4. Generic content that doesn't reassure and doesn't convert
"We are a dynamic, innovative company that puts the client at the heart of its priorities." This phrase — and its variants — appears on hundreds of thousands of sites. It says nothing, differentiates nothing, convinces no one.
Internet users are used to filtering out this type of content. They look for concrete proof: numbers ("our clients see an average 40% increase in leads within 6 months"), named testimonials with photos, case studies with measurable results, details that show you truly know your trade.
For SEO, generic content is also penalizing: Google favors sites that demonstrate expertise, authority, and trustworthiness (E-E-A-T: Experience, Expertise, Authoritativeness, Trustworthiness). A regularly updated blog with in-depth articles on your industry sends a strong positive signal.

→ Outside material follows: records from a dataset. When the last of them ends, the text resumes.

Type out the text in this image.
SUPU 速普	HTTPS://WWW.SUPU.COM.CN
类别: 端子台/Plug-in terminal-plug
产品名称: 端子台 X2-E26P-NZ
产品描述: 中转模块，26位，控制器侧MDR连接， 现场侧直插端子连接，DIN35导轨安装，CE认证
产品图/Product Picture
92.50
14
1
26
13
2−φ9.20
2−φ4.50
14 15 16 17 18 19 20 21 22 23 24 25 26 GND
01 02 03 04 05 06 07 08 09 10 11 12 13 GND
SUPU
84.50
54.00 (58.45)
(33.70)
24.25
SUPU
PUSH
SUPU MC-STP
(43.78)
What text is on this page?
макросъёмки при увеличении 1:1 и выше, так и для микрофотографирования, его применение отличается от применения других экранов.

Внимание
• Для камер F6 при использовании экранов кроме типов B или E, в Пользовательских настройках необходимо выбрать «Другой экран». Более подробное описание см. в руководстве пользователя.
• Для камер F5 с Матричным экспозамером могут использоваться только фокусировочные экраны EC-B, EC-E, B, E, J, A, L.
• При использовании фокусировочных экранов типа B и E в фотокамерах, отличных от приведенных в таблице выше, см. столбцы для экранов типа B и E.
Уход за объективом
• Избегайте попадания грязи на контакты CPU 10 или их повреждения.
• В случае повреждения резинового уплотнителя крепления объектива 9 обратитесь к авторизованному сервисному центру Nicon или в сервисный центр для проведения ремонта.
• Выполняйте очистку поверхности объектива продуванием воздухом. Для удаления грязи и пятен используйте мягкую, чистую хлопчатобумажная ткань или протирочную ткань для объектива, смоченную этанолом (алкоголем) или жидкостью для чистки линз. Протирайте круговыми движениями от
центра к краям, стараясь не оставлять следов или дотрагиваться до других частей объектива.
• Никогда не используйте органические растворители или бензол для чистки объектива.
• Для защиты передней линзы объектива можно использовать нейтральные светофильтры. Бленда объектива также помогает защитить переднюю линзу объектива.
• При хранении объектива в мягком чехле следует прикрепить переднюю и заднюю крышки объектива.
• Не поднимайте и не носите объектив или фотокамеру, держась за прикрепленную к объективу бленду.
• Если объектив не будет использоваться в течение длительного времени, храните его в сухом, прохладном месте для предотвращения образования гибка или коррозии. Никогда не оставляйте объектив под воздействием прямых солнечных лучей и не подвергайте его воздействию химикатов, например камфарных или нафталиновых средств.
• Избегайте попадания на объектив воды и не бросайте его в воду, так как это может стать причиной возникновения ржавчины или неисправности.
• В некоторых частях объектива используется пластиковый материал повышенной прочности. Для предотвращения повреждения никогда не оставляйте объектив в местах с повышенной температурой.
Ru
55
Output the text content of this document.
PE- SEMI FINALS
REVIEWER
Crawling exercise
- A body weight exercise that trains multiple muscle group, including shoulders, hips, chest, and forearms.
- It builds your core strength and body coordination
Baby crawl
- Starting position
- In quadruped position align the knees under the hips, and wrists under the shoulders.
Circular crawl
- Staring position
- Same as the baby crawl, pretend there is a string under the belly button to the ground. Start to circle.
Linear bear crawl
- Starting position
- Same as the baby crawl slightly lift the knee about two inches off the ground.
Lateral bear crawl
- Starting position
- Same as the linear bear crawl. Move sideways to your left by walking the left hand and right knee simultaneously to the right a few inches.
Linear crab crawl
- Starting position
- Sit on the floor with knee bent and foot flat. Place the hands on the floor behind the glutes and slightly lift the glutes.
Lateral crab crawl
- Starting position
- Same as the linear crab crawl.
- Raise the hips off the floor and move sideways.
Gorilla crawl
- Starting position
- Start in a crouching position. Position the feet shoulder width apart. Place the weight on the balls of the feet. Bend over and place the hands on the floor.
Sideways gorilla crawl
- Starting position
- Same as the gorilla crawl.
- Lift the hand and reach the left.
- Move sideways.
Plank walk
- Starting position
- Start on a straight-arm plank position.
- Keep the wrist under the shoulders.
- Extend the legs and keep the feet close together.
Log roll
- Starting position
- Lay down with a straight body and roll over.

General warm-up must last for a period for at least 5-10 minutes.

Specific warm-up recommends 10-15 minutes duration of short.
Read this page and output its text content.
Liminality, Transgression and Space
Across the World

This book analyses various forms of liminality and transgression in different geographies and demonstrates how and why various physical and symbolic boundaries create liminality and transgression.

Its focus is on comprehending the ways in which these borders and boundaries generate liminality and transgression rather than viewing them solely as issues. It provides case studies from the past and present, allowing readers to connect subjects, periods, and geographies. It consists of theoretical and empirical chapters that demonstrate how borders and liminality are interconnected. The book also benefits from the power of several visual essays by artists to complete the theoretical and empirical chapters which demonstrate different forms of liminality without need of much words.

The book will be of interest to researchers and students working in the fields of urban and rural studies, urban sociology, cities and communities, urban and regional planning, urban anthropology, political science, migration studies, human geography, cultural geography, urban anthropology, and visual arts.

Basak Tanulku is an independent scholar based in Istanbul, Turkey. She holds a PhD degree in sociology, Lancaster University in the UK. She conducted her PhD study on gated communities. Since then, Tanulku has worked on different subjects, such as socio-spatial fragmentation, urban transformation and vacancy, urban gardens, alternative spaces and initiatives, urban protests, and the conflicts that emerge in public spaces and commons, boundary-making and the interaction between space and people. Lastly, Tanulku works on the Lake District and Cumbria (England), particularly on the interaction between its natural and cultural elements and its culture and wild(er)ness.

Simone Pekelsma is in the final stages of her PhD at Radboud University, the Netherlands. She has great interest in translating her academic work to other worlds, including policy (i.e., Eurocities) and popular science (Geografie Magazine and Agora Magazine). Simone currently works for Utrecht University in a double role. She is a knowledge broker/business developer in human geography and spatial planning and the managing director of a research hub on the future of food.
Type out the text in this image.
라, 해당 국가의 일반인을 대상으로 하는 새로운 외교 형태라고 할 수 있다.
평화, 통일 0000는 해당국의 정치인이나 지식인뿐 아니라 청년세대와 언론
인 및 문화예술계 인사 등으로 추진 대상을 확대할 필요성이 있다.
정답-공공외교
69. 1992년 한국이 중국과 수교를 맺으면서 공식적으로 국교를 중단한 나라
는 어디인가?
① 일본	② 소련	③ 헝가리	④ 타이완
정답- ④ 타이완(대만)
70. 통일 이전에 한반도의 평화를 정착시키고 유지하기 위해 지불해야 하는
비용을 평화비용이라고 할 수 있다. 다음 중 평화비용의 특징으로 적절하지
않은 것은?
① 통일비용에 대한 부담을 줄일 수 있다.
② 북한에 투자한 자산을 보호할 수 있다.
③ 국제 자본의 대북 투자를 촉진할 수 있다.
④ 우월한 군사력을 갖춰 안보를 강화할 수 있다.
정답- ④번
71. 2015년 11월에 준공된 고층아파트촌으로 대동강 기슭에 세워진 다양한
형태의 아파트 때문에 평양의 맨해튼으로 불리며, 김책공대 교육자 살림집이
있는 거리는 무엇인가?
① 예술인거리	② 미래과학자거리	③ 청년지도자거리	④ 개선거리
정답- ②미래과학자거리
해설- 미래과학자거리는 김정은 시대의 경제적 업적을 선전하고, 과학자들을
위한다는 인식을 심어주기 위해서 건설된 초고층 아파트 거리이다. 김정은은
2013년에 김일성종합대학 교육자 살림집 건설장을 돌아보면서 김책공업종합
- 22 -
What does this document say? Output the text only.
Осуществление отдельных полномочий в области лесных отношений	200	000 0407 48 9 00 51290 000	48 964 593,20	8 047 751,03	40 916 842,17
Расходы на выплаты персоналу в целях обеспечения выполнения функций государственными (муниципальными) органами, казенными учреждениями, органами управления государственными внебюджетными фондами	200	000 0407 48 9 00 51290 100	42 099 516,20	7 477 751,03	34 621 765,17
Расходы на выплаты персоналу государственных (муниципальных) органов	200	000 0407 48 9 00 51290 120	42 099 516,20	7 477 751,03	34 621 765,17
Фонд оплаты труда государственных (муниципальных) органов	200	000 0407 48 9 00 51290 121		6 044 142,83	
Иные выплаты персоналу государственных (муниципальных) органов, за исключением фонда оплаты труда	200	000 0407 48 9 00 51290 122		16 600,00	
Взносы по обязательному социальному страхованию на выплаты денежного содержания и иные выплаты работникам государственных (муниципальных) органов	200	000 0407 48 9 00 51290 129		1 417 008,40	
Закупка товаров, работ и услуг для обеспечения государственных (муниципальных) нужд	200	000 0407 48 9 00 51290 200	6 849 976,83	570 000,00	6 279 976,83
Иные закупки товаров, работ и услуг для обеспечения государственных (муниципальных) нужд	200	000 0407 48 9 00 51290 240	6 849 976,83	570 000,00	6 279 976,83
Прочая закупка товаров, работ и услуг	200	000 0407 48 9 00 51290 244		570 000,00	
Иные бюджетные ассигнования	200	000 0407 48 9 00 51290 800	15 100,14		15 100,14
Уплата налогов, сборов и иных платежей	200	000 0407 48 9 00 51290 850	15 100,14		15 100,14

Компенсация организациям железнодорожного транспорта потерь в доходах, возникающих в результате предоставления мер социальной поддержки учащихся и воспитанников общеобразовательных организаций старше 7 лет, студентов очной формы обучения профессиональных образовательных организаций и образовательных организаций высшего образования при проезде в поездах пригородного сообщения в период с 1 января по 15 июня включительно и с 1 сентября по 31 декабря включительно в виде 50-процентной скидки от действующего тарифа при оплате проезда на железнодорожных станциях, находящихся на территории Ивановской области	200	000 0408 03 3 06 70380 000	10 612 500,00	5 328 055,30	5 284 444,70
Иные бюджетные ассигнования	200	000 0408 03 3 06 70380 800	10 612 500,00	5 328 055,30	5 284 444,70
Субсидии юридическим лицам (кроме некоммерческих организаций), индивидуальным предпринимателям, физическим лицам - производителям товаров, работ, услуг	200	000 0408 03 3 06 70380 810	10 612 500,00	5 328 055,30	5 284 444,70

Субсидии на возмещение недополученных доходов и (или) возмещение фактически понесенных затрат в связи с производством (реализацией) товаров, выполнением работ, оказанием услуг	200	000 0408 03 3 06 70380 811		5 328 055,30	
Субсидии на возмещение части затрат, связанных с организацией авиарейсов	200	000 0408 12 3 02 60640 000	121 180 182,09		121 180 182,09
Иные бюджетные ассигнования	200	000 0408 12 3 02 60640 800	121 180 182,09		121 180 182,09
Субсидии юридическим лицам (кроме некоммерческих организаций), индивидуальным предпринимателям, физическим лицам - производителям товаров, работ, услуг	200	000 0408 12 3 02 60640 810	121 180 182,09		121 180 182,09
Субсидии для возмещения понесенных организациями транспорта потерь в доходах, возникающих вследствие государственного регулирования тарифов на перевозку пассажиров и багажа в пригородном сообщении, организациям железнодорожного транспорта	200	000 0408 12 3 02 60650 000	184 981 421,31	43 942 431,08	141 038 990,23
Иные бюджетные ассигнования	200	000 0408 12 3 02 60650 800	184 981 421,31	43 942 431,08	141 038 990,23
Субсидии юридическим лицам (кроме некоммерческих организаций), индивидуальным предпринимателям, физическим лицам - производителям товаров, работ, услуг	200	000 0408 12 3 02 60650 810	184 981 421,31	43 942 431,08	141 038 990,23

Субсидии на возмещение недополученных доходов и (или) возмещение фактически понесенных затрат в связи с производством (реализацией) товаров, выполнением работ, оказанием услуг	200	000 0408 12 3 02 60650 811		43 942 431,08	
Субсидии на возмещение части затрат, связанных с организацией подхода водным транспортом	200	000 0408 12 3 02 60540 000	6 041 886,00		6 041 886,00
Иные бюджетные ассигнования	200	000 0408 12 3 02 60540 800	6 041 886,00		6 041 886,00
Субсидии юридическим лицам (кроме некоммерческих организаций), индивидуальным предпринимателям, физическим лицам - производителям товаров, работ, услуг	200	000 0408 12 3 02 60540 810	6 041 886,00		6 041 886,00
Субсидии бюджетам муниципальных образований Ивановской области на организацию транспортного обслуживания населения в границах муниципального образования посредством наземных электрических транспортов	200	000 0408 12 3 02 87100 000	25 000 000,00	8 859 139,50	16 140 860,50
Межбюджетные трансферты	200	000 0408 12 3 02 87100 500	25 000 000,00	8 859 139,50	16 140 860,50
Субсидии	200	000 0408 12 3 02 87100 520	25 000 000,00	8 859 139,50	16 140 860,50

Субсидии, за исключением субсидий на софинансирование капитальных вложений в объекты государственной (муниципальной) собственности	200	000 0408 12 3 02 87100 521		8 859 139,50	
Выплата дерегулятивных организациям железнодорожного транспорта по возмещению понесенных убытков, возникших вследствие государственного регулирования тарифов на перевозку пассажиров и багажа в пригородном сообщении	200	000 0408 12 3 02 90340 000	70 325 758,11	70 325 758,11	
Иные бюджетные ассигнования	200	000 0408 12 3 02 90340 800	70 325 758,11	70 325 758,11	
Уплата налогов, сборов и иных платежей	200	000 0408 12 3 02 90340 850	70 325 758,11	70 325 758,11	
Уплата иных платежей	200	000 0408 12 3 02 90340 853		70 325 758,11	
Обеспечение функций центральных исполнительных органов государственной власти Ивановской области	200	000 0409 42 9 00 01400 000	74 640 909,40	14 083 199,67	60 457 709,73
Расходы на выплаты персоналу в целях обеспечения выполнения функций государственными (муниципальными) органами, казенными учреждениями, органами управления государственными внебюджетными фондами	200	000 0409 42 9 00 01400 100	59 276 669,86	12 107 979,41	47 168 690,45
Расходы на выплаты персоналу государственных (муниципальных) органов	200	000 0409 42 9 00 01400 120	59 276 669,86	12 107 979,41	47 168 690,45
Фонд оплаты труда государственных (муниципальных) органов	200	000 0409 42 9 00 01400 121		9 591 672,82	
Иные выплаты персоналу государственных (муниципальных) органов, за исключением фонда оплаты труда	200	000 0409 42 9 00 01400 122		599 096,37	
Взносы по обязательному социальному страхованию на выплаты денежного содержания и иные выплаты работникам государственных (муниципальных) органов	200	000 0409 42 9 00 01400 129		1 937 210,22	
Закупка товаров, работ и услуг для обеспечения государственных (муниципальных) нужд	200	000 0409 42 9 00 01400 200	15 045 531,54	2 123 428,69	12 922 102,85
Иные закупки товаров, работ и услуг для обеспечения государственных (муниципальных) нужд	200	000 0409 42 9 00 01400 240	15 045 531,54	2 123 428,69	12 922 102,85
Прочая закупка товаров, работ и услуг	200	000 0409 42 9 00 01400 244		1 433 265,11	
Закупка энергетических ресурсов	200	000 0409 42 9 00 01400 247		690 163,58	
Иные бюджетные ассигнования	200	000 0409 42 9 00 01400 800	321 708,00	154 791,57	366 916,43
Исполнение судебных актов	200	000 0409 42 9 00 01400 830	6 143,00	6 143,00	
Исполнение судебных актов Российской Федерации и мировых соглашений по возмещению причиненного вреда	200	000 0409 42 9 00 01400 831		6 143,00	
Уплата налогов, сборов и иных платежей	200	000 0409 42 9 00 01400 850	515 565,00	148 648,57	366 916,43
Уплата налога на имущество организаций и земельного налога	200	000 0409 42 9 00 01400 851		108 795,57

The minimum to do: Replace generic text with real, quantified data. Add complete client testimonials (first name, last name, company, photo if possible). Write an "About" page that tells a real story, not a press release.
5. A broken, unfindable, or too-long contact form
This is the most silent and most costly mistake: you may have dozens of potential leads trying to contact you every month, and their messages are disappearing into the void because your form doesn't work.
This situation is more common than you'd think. A hosting change, a plugin update, an overly aggressive spam filter — and suddenly all contact form messages end up in spam or are silently deleted. The problem can last months without you noticing.
The other mistake: 10-field forms asking for budget, start date, industry sector, and tax ID before you've even had a first conversation. Each additional field reduces conversions. Beyond 4-5 fields, abandonment rates explode.
Immediate actions: Send a test message through your own form every month. If you use WordPress/WPForms/Contact Form 7, verify the destination email actually receives submissions. Simplify your form to the bare minimum: name, email, message. You'll get the rest on the first call.
What to take away
These five mistakes are all fixable, often without a complete redesign. A technical audit of your current site — speed, mobile, CTAs, content, form — will give you in 2 hours a clear picture of what's costing you the most leads. And in most cases, the simplest 20% of improvements generate 80% of results.